For the author of a policy book on health care, Gratzer (an occasional contributor to these pages) is an able storyteller, though he doesn’t rely only on analogies. One solid strength of The Cure,which sets it apart from the usual dry, health care policy wonk work, is how his recommendations build on success stories. So to explain the usefulness of Health Savings Accounts and how they work, he notes the success of a similar model at Whole Foods, the grocery chain that offers employees consumer-driven health insurance, a plan built with their input. At Whole Foods, employees have a stake in managing health care costs because they can roll over leftover cash in their employer-supported, health savings-style accounts. The approach is popular, provides excellent coverage, and is effective at cost containment: It resulted in a 13 percent reduction in claim costs in its first year, and below-average increases in subsequent years.

Further reforms Gratzer recommends include giving individuals the same tax treatment for health insurance now available only to employers, and allowing consumers to buy insurance from another state. While the 1945 McCarran-Ferguson Act empowers states to regulate the business of insurance, “nothing prevents Congress from permitting interstate insurance sales, an action consistent with the Constitution’s commerce clause.” Gratzer notes that too many Americans are now at the mercy of a small number of local health insurance carriers.
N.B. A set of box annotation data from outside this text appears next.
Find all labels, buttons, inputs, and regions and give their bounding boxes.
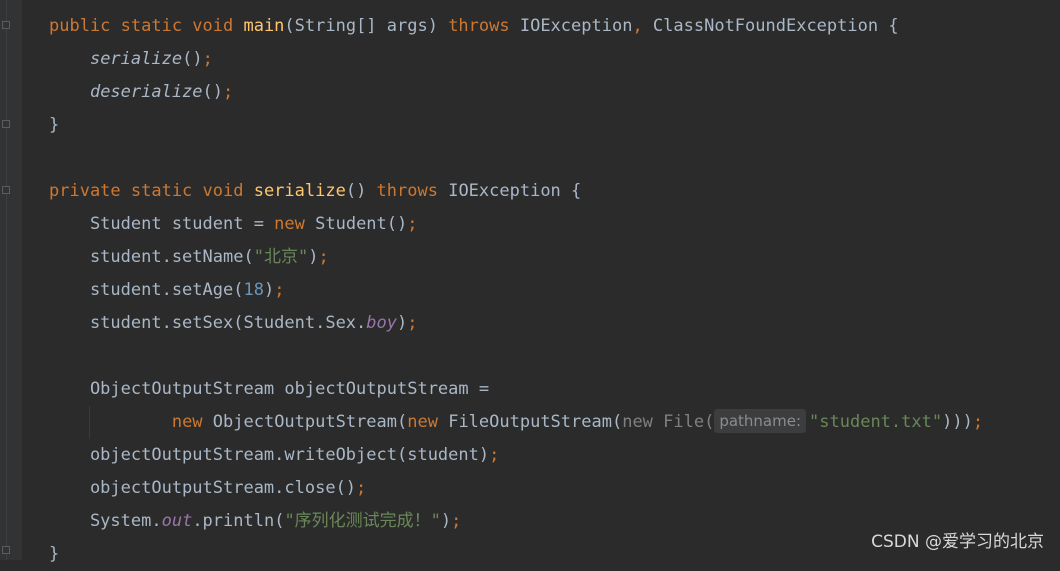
fold-marker-icon[interactable]	[2, 120, 10, 128]
code-token: student.setSex(Student.Sex.	[49, 313, 367, 333]
code-token: ;	[972, 412, 984, 432]
code-editor[interactable]: public static void main(String[] args) t…	[49, 10, 1049, 571]
code-line[interactable]: public static void main(String[] args) t…	[49, 10, 1049, 43]
code-line[interactable]: Student student = new Student();	[49, 208, 1049, 241]
code-token: FileOutputStream(	[448, 412, 623, 432]
code-token: student.setName(	[49, 247, 254, 267]
code-token: )))	[942, 412, 973, 432]
code-token: ()	[182, 49, 203, 69]
parameter-name-hint: pathname:	[714, 409, 807, 433]
code-token: ()	[202, 82, 224, 102]
code-line[interactable]: ObjectOutputStream objectOutputStream =	[49, 373, 1049, 406]
code-token: public static void	[49, 16, 244, 36]
fold-marker-icon[interactable]	[2, 21, 10, 29]
code-token: throws	[376, 181, 449, 201]
code-line[interactable]: student.setSex(Student.Sex.boy);	[49, 307, 1049, 340]
code-token: }	[49, 544, 60, 564]
code-token: new File(	[622, 412, 715, 432]
code-line[interactable]: }	[49, 109, 1049, 142]
code-token: .println(	[192, 511, 285, 531]
code-token: IOException	[519, 16, 633, 36]
code-token: serialize	[253, 181, 346, 201]
code-line[interactable]	[49, 142, 1049, 175]
fold-guide-line	[6, 0, 7, 560]
code-token: )	[397, 313, 408, 333]
code-token: ;	[318, 247, 329, 267]
code-token: "student.txt"	[809, 412, 943, 432]
code-line[interactable]: serialize();	[49, 43, 1049, 76]
code-token: objectOutputStream.writeObject(student)	[49, 445, 490, 465]
code-token: ;	[451, 511, 462, 531]
code-token: ;	[223, 82, 234, 102]
code-token: objectOutputStream.close()	[49, 478, 357, 498]
fold-marker-icon[interactable]	[2, 546, 10, 554]
code-token: (String[] args)	[284, 16, 449, 36]
code-token: ;	[274, 280, 285, 300]
code-token: ()	[345, 181, 377, 201]
code-token: ,	[632, 16, 653, 36]
code-token: student.setAge(	[49, 280, 244, 300]
code-token: Student()	[315, 214, 408, 234]
code-token: throws	[448, 16, 520, 36]
code-token: serialize	[89, 49, 183, 69]
code-token: ObjectOutputStream objectOutputStream =	[49, 379, 490, 399]
code-token: deserialize	[89, 82, 203, 102]
code-token: ;	[202, 49, 213, 69]
code-token: main	[243, 16, 285, 36]
code-token: "序列化测试完成！"	[284, 511, 441, 531]
code-token: boy	[366, 313, 397, 333]
indent-guide	[89, 406, 90, 439]
code-line[interactable]	[49, 340, 1049, 373]
code-token: ;	[407, 214, 418, 234]
code-token: Student student =	[49, 214, 275, 234]
code-line[interactable]: student.setName("北京");	[49, 241, 1049, 274]
code-token: "北京"	[253, 247, 309, 267]
code-token: }	[49, 115, 60, 135]
code-token: ;	[489, 445, 500, 465]
code-token: ObjectOutputStream(	[212, 412, 408, 432]
code-token: out	[161, 511, 193, 531]
code-token: 18	[243, 280, 264, 300]
code-line[interactable]: new ObjectOutputStream(new FileOutputStr…	[49, 406, 1049, 439]
watermark-text: CSDN @爱学习的北京	[871, 532, 1044, 552]
fold-marker-icon[interactable]	[2, 186, 10, 194]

Not that Congress need look far for reform ideas. The nine-million-member Federal Employees Health Benefits Program (which members of Congress are in) is an effective, choice-based insurance model. That program, tagged a “perfect model” by Gratzer, allows members to choose from more than 240 competing plans and is competitive and lightly regulated, even though it more generously covers the big-ticket items most of us want covered by insurance: long-term care, catastrophic events, and prescription drugs. But, writes Gratzer, “unlike Medicare, the program is not run by Washington, but is rather a composite of private plans.”